Avoid toxic products

One of the best ways to put yourself off using many DIY products is to look at the packet – the recommended precautions can read like a horror story.

If you really need to use them, always protect yourself; use sparingly; store carefully (remember where you put the old container, so you won’t have to buy more next time!); and dispose of as responsibly as you can.

However, avoiding toxic products is becoming easier as the range of green DIY products available is expanding. Green DIY suppliers offer not only a good range of products but also advice and information on the products and their use.

Particular hazards:

  • PVC is a toxic carcinogen, and a source of hormone-disrupting chemicals. It is used in a vast range of products, including wallpapers, shower curtains, water pipes and packaging.
  • MDF – Medium Density Fibreboard – is a bland, versatile, easy-to-use indoor DIY material. It’s also a major health hazard. It contains urea formaldehyde, and the fibrous dust produced when cutting and sanding MDF is very dangerous, causing irritation to eyes and lungs. Proper ventilation, facemasks and goggles are essential when working with it. Formaldehyde can be released throughout the life of this product – it’s toxic through and through. DO NOT BURN!
  • Fibreglass and fibreglass-type products: the resin is toxic, the dust is a vicious irritant. And yet it’s a fantastically versatile material, with uses from whole boats to car body filler. Is there an alternative, more benign product for the job you want to do?
  • Wooden products are often tanalised – impregnated under pressure with highly toxic substances such as arsenic – to protect against rot. Look for a pale green stain soaked into the outer layer, typically on roughly sawn softwood which otherwise wouldn’t last any time at all outside in the wet. We advise against buying such products: at the very least, DON’T BURN THEM! Burning tanalised wood releases arsenic, a cumulative poison, into your immediate atmosphere.
  • Conventional wood preservatives are highly toxic, especially to aquatic life. Boron is an alternative for protecting timber against rot and insect attack: because it is water-soluble it can be formulated to penetrate wood without using toxic solvents.
  • Many timber treatments are toxic to human beings and pets – and loft-dwelling bats – as well as to their intended targets. Dry rot, wet rot and woodworm need a suitably damp habitat to survive and thrive, the Pesticide Action Network explains; ‘Solve your damp problem and you have gone a long way to solving your pest problem.’
  • Paintstrippers, coatings removers, brush cleaners etc. usually contain vicious solvents: product labels warn of ‘irreversible effects’. ‘I just do not understand why these dangerous products are still being sold over-the-counter to consumers, who often do not read the warning labels on the tin,’ says Ivor Chivers, founder of Eco Solutions, which manufactures safe, water-based alternatives. The products were developed in response to the high turnover of employees and frequent complaints of headaches in a professional coatings removal business.
  • Paint is such a ubiquitous and hazardous DIY staple that it deserves a whole section by itself.

Disposing of DIY residues

Contact your local authority for advice on disposal of oil, paint, chemicals, batteries, unused fibreglass resin, glue, solvents and other toxic DIY waste.

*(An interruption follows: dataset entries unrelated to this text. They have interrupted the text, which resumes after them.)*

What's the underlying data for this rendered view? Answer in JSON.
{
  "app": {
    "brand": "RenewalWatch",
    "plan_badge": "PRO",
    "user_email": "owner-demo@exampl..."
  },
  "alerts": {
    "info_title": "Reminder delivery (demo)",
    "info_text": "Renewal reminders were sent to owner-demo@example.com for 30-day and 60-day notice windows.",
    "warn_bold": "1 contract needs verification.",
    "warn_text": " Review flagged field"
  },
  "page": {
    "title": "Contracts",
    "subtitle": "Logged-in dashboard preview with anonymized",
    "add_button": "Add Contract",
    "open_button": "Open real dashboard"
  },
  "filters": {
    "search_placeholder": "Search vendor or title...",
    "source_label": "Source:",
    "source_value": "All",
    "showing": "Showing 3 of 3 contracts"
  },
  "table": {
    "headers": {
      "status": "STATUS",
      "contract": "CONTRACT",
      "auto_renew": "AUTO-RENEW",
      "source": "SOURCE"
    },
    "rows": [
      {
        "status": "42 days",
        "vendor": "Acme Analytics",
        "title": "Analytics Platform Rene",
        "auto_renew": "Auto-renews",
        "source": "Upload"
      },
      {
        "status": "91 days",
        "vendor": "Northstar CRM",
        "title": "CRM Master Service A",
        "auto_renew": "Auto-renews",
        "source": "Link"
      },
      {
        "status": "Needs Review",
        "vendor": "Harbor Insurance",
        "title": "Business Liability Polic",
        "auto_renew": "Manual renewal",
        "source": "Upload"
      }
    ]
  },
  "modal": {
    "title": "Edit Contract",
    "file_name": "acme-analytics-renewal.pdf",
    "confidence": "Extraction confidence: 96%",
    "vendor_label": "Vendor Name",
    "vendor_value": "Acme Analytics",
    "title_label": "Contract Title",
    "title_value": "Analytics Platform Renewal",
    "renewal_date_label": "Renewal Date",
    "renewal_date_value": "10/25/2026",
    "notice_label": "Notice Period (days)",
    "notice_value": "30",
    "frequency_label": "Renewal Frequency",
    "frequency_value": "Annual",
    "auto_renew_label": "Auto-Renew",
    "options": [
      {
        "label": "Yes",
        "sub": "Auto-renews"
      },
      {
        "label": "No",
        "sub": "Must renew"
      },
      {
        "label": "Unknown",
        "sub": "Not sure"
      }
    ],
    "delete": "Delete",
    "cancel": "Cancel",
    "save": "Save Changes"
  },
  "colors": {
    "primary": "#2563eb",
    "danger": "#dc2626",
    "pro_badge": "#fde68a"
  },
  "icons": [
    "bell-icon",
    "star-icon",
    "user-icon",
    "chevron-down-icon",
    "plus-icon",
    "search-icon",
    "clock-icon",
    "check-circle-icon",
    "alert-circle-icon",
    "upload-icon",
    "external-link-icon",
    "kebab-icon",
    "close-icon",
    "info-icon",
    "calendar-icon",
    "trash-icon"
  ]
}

In some areas, old paint can be recycled via the Community RePaint scheme, which redistributes leftover reusable paint to community groups and projects.

  • Most products are less toxic once they have ‘set’ – in the case of fibreglass resin it is best to mix the two components before disposal (though beware of excess heat production!).
  • NEVER burn tanalised timber (see above), old painted timber, or boards which contain formaldehyde resins (i.e. most plywoods, chipboard, and mdf).